溺愛まみれの子づくり婚~独占欲強めな御曹司のお相手、謹んでお受けいたします~
その日は、お盆休み直前の最後の勤務だった。
すでに休暇に入っている同業者も多く、この時期に部屋探しをするお客さんも少ないため、営業一課の電話はほとんど鳴らない。
先輩方は研修に出かけたり、秋の繁忙期に向けてのキャンペーンの準備に取り組んだり、普段とは違う時間の使い方をしている。
私も通常の事務作業が早く終わったため、時間に余裕のある時にしかできないパソコンのデータ整理をしたり、デスク周りの清掃などに精を出したり。そうこうしているうちに、定時の十八時を迎えた。
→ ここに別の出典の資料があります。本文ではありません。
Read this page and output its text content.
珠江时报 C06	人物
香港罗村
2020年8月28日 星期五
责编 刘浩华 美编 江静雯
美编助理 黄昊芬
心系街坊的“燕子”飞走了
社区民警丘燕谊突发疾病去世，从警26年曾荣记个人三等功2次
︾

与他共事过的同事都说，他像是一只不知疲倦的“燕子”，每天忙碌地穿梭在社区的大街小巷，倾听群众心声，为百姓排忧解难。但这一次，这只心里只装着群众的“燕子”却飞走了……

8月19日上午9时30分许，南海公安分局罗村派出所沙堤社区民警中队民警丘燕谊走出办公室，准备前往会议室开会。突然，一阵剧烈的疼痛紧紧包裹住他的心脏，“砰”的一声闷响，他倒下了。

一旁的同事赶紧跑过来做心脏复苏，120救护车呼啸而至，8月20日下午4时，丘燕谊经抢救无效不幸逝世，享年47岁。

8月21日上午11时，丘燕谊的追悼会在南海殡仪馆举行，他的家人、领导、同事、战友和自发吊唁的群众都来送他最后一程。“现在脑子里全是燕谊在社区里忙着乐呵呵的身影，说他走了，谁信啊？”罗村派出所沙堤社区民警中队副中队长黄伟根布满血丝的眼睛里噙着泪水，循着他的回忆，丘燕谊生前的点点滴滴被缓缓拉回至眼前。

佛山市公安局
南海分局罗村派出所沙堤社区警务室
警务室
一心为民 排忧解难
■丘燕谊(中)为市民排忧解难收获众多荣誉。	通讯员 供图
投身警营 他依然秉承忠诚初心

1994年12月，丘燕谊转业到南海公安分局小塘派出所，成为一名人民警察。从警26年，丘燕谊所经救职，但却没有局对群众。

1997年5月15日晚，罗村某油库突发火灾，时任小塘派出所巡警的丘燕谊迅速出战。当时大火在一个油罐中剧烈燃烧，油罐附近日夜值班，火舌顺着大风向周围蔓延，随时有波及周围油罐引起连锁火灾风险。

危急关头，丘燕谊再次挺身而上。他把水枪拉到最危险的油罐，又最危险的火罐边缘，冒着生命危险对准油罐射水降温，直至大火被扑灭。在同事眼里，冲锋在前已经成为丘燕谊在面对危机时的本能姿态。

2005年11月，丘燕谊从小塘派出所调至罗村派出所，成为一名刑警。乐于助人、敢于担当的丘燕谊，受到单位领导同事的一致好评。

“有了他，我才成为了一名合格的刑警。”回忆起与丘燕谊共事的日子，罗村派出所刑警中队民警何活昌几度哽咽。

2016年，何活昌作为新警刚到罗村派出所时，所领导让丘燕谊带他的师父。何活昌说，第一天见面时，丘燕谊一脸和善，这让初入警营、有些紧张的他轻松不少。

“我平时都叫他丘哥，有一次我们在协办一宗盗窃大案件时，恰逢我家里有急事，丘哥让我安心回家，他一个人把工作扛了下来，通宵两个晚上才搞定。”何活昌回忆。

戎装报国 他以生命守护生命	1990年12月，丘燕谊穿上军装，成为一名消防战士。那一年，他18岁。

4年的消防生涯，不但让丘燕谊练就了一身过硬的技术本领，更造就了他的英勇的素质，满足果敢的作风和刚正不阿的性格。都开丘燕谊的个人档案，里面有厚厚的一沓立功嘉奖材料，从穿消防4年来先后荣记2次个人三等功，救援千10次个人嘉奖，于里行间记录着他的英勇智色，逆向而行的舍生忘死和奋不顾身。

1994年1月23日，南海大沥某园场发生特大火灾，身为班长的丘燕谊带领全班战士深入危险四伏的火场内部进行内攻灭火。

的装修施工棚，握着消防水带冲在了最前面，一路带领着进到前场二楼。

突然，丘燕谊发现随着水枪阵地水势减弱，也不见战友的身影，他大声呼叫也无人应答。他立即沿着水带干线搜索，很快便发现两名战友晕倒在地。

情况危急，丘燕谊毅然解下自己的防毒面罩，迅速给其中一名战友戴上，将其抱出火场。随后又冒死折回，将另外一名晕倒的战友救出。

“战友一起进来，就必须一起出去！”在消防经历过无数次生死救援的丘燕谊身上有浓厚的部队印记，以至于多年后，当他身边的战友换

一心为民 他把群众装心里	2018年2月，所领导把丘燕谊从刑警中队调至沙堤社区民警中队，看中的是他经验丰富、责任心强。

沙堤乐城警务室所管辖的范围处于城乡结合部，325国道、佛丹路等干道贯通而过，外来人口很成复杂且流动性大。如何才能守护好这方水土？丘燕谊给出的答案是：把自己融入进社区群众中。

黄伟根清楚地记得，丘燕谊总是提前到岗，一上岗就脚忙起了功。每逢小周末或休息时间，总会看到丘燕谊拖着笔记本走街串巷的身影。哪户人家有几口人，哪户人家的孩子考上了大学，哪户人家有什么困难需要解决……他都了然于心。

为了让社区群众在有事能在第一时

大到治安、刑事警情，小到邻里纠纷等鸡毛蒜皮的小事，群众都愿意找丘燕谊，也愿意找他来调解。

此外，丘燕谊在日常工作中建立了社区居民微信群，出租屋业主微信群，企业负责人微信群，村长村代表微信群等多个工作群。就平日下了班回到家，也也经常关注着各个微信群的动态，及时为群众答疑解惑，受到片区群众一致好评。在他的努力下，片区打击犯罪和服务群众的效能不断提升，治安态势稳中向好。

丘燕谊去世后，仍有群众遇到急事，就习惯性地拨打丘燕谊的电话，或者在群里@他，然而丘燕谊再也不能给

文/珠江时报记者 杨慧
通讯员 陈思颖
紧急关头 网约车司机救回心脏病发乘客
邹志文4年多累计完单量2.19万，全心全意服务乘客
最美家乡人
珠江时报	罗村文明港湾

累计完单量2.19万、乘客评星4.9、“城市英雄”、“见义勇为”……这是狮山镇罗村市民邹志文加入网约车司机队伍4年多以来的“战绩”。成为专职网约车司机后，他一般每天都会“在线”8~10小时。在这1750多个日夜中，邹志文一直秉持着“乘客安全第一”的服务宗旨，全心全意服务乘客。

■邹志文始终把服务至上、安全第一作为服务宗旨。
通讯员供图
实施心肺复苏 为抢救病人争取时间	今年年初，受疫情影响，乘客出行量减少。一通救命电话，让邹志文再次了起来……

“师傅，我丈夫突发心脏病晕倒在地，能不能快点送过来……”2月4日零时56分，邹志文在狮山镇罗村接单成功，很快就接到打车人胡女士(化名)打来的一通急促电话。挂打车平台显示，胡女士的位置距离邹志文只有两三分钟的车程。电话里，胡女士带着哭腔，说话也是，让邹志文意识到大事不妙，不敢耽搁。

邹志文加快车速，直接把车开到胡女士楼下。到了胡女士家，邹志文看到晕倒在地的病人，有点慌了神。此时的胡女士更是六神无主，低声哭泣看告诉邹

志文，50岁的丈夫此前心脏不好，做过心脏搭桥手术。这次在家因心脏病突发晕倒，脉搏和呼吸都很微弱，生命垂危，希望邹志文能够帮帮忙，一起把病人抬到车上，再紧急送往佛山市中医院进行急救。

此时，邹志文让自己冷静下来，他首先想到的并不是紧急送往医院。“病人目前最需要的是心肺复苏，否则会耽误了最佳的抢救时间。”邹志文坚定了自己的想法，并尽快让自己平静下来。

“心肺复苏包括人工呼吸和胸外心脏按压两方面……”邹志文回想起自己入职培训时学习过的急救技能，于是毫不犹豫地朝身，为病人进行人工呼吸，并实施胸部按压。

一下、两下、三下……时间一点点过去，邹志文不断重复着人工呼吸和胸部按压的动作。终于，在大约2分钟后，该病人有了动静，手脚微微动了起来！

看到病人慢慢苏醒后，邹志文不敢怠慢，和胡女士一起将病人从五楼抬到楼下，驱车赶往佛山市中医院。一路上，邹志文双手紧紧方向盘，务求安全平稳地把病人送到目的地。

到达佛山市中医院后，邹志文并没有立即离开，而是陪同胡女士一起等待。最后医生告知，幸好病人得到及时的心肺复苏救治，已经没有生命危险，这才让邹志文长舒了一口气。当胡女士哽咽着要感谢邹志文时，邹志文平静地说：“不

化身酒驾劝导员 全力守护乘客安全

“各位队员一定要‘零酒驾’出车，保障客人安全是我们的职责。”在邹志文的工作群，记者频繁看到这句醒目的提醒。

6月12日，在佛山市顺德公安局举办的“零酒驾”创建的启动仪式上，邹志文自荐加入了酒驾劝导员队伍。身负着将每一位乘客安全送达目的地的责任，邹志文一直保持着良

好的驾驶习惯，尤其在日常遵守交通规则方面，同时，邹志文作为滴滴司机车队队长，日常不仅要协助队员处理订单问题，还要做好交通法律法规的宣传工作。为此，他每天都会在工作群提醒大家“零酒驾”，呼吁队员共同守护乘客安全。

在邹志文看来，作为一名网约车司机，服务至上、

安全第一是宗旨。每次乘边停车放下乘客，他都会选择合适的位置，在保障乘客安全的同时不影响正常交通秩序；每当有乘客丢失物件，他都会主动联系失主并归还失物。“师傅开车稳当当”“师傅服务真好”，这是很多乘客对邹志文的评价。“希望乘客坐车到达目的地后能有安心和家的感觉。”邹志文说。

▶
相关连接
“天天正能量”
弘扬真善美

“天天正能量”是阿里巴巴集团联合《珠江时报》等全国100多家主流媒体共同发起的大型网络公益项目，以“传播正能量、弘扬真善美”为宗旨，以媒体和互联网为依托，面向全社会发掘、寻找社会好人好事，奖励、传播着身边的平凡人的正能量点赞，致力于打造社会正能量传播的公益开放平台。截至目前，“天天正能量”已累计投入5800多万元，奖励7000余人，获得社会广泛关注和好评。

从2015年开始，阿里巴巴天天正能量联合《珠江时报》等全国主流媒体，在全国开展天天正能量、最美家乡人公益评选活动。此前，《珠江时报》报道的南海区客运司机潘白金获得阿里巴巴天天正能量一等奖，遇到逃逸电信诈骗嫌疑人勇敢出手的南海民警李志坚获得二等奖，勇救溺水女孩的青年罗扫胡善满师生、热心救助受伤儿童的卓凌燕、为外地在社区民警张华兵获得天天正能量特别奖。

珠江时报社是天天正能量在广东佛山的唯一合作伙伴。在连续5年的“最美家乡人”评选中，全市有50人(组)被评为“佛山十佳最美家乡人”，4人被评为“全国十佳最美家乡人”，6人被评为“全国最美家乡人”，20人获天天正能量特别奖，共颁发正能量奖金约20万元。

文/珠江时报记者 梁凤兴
椅子に座ったままうーんと両手を上に伸ばしていると、すぐそばから話し声が聞こえてきた。
「よし。行け、元木。今度こそ決めるんだ」
「部長、まだ戻ってませんよね?」
「ああ、いないから、早くしろ」
声のした方を向くと、お馴染みの元木くんと梶原さんコンビがそこにいて、どこか緊張の面持ちをした元木くんの背中を、梶原さんがドン、と押した。
よろけてこちらに近づいてきた元木くんが、ぎこちなく口を開く。